As part of OEM-UK we will be creating MARC records from metadata entered in Drupal, we would like to be able to adopt an accepted standard for rating the level of ‘cataloguing’ of these records. There are two main standards for defining the level of cataloguing;
1. AACR2 (1.0D) defines 3 levels of cataloguing, first level, second level, and third level. The first level is the lowest threshold and third level is full AACR2 (practically impossible)
a. Abbreviated-level cataloguing (does not meet AACR2 first level standards)
b. Minimal-level (same as AACR2 first level)
c. Core-Level (between first level and second level)
d. Full-level (same as second level)
OEM-UK decided to use the OCLC criteria to rate our records.
OEM-UK material rated in terms of OCLC levels of cataloguing
1. Textbooks will attain the abbreviated level of cataloguing
2. Exam papers will not attain any OCLC level of cataloguing
Reasons for level of OEM-UK material
1. All OEM-UK material miss the first 2 levels (‘Full’ and ‘Core’) for multiple reasons e.g. they require that the fixed fields are coded in full (whether an index or illustrations are in the work etc.).
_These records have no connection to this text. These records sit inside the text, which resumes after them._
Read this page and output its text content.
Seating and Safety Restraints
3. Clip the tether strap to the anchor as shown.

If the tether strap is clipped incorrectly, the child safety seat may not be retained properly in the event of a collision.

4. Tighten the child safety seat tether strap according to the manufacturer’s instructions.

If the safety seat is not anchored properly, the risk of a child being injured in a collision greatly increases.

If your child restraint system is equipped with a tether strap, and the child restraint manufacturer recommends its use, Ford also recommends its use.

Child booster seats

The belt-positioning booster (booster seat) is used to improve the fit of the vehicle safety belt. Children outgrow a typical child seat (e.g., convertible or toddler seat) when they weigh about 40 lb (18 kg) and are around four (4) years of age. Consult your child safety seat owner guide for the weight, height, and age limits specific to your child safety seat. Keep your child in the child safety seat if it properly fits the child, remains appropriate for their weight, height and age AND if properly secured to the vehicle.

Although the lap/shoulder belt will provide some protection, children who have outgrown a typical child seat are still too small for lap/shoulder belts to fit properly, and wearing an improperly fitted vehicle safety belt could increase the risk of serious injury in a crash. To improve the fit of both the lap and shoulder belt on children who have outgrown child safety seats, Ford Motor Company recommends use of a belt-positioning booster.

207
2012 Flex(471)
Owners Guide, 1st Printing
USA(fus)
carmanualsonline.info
We do not record this
2. The textbook records will not contain the dimensions of the work so can’t be rated ‘Minimal’ (this is the only information for this level that we lack in the textbook records)
3. The exam records fail to meet the lowest level (‘Abbreviated’) for 2 reasons; we have not recorded the publisher or the pagination and the also fail to meet Minimal level as we have not recorded the physical dimensions
Conclusions – ‘just in case metadata’ v the semantics
At OEM-UK if we can’t automate its creation we discard ‘just in case metadata’, instead concentrating our resources on semantic enrichment. Subject indexing is only mandatory in the top 2 OCLC levels of cataloguing (Core and Full); but all of the OEM-UK material is indexed.
Dropping exam paper publishers and pagination, and the physical dimensions of the books and therefore missing out on higher OCLC’s levels of cataloguing in order to free resources to enable us to semantically enrich every record with subject indexing is, we believe, a price well worth paying.